I found that the fix of commenting out the udev_start command in /etc/rc.sysinit less than reliable simply because an update may replace that script (rare but happens, especially during distro upgrades) and you don't find this out until after you reboot the container and get the exact symptoms you describe. I found it more effective to put an "exit 0" at the top of the /vz/root/{$VE}/etc/udev/udev.conf file (that's sourced by start_udev and causes the script to terminate). That shouldn't get overwritten by an update / upgrade. Which probably also doesn't help you if you're not running one of the rpm based distros. The /etc/udev/udev.conf file does exist on Ubuntu but I don't know what impact adding the "exit 0" at the top will have.
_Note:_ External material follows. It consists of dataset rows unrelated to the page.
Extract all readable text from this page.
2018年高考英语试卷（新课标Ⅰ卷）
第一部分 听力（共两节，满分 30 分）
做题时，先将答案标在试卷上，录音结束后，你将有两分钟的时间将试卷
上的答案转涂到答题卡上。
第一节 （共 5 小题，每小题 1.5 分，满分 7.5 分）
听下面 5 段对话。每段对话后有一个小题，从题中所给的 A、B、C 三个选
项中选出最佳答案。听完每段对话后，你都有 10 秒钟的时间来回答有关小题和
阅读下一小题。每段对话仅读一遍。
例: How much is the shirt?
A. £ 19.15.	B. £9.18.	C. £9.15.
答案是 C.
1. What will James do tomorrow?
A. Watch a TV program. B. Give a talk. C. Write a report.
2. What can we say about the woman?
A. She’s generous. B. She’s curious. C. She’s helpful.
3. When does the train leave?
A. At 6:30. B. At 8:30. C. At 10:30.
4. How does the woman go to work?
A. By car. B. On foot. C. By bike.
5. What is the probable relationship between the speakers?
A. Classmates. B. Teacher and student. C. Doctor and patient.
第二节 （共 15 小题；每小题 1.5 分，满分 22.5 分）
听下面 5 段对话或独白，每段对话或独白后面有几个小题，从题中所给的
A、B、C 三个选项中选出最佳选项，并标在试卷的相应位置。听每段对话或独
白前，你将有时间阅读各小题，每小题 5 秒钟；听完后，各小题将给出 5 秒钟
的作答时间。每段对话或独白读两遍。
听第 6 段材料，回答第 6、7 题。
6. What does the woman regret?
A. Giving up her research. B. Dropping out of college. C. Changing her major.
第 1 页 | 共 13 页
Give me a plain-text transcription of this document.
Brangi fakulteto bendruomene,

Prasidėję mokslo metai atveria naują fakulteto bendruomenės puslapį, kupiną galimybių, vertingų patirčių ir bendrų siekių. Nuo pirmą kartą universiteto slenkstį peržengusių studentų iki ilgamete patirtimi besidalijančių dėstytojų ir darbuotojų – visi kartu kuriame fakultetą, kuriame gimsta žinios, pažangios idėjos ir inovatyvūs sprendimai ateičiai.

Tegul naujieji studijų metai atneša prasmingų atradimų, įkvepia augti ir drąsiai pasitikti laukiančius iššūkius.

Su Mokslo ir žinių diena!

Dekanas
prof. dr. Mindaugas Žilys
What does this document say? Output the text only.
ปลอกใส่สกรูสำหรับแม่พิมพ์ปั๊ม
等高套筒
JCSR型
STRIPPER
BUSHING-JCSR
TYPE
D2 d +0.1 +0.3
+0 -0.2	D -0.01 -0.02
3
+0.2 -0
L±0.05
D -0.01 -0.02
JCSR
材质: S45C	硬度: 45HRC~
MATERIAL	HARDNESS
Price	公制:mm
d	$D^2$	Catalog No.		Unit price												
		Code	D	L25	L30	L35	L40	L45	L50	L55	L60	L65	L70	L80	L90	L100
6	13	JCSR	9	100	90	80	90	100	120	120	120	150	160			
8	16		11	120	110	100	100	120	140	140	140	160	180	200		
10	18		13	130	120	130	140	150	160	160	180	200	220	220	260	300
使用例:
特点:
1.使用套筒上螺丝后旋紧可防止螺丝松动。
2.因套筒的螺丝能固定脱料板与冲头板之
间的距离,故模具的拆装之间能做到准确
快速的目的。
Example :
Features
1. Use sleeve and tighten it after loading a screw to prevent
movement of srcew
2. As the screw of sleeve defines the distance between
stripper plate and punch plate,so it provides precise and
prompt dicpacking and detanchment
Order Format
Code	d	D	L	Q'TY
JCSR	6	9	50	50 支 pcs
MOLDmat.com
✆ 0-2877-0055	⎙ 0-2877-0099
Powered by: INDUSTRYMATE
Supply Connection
If you are running Debian / Ubuntu or Slackware, you'll have to figure out how they are handling udev. I see it running on one of my Ubuntu systems but that system has neither /etc/rc.sysinit or /sbin/start_udev. It's started somewhere else. But I don't run apt based guests on my OpenVZ engines.

What I find strange is your claim that you have to reboot to fix this. That doesn't make sense if it's the udev problem described in those other links. Udev starts at boot and you should immediately fail trying to enter right after boot. The symptoms that those other fixes were addressing was getting that error after rebooting following an update. When does this problem occur? Immediately? Shortly after boot? After a few days? If you can get in right away after boot, see if and when udev starts and keep that shell open until things fail and you can't start new shells. The old shell should be still connected.

The problem with MAKEDEV is that /proc/devices is not showing up in the VE /proc directory. I see that on my systems as well. Not sure what the solution there is but I haven't needed MAKEDEV after disabling udev.

Oh... And the fact that vzctl is saying "enter into VE 102..." instead of "entered into CT 102" probably means you need to update your utilities. Just as a WAG. I think that change in nomenclature is fairly recent.